Science Fiction and Public Feelings
This course will introduce students to a variety of ways in which queer and feminist scholarship has theorized public feelings. Coming from critical analyses of gender, sexuality, and race, this work asks us to think about how emotions are not only individual and internal, but also political and collective. We will be putting this scholarship in conversation with another type of text that explores the dynamics of political life -- science fiction. Spanning from the mid 20th to the early 21st century, our science fiction texts will include novels, short stories, films, and television selections. In engaging with these texts, students will practice reading fiction and critical theory in mutually informative conversation. How can scholarship that theorizes the politics of feeling help us think about the worlds conjured by imaginative texts?

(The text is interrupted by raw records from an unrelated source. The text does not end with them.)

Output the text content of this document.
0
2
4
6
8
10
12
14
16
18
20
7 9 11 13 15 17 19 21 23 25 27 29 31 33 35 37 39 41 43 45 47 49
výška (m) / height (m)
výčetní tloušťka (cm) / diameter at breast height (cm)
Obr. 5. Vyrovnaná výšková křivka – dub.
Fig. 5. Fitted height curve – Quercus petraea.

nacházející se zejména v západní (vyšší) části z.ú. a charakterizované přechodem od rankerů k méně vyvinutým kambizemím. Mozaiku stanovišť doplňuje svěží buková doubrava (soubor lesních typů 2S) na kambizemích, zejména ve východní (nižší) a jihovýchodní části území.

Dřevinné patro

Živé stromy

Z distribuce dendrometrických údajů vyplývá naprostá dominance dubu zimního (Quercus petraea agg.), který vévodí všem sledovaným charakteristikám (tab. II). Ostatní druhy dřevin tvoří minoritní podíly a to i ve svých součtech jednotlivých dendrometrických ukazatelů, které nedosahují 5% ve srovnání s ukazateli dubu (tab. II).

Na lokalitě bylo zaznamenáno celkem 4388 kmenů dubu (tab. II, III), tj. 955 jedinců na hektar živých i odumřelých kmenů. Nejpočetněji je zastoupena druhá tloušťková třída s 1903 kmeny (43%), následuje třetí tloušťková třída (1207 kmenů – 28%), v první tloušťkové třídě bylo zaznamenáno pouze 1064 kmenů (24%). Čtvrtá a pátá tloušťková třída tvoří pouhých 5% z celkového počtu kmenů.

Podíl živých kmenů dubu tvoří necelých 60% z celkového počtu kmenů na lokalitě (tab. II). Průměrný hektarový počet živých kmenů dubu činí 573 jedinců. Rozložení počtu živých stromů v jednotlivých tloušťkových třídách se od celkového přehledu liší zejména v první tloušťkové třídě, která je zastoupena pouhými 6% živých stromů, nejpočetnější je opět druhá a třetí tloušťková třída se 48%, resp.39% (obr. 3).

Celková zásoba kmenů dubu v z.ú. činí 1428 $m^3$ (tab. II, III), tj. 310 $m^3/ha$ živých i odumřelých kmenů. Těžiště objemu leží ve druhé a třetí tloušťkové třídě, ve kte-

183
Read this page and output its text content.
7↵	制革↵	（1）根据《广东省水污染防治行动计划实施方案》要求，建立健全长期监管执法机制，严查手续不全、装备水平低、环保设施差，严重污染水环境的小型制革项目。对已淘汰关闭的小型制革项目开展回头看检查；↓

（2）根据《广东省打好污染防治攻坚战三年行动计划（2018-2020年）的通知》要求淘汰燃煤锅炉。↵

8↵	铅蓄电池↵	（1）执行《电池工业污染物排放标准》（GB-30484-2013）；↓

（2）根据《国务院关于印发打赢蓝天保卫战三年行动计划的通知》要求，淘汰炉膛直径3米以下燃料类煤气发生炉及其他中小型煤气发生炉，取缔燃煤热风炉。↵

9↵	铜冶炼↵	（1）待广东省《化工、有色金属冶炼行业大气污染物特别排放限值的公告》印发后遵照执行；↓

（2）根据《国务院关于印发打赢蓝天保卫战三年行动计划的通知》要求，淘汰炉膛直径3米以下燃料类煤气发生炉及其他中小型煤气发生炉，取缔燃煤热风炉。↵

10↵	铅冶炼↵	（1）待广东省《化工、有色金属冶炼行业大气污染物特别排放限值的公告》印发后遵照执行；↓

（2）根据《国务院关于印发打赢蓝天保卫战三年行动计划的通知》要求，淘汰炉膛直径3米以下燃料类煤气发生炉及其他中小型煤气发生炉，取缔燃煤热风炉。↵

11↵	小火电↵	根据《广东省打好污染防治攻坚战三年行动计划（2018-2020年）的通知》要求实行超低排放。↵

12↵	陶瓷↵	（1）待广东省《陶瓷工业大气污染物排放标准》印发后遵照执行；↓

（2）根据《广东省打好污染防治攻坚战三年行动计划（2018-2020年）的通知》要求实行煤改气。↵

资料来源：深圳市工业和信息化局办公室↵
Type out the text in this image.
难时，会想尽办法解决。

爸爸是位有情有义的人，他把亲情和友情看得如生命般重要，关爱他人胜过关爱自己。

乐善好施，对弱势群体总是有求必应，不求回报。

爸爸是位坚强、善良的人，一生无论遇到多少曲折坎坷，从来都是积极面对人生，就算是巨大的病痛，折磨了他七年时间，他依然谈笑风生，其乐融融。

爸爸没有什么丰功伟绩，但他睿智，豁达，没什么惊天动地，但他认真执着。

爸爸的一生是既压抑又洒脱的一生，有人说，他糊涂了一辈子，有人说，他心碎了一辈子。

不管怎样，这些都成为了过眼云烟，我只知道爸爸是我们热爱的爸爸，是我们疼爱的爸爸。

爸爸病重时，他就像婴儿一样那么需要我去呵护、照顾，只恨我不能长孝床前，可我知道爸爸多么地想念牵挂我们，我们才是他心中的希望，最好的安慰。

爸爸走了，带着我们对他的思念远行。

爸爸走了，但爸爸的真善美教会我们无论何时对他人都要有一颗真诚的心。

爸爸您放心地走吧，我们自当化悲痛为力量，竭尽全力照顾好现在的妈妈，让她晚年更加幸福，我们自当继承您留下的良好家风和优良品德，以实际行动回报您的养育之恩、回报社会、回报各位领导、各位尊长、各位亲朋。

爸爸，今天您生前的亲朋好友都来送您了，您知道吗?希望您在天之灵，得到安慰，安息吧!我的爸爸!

How do speculative fictional texts do their own form of theorizing about the relationships between social conditions and emotions? How are all of our course materials operating as responses to specific historical and political circumstances and themselves engaging in modes of public feeling? As we address these questions over the course of the quarter, we will also continue to reflect on the stakes of our critical conversations for our own contemporary moment and the variety of invocations of emotion currently circulating in US political rhetoric and debate.
The authors covered in the course may include Isaac Asimov, James Tiptree Jr., Samuel Delany, and Octavia Butler. Media texts may include Alien (1979), Children of Men (2006), Advantageous (2015), and selections from Battlestar Galactica (2004).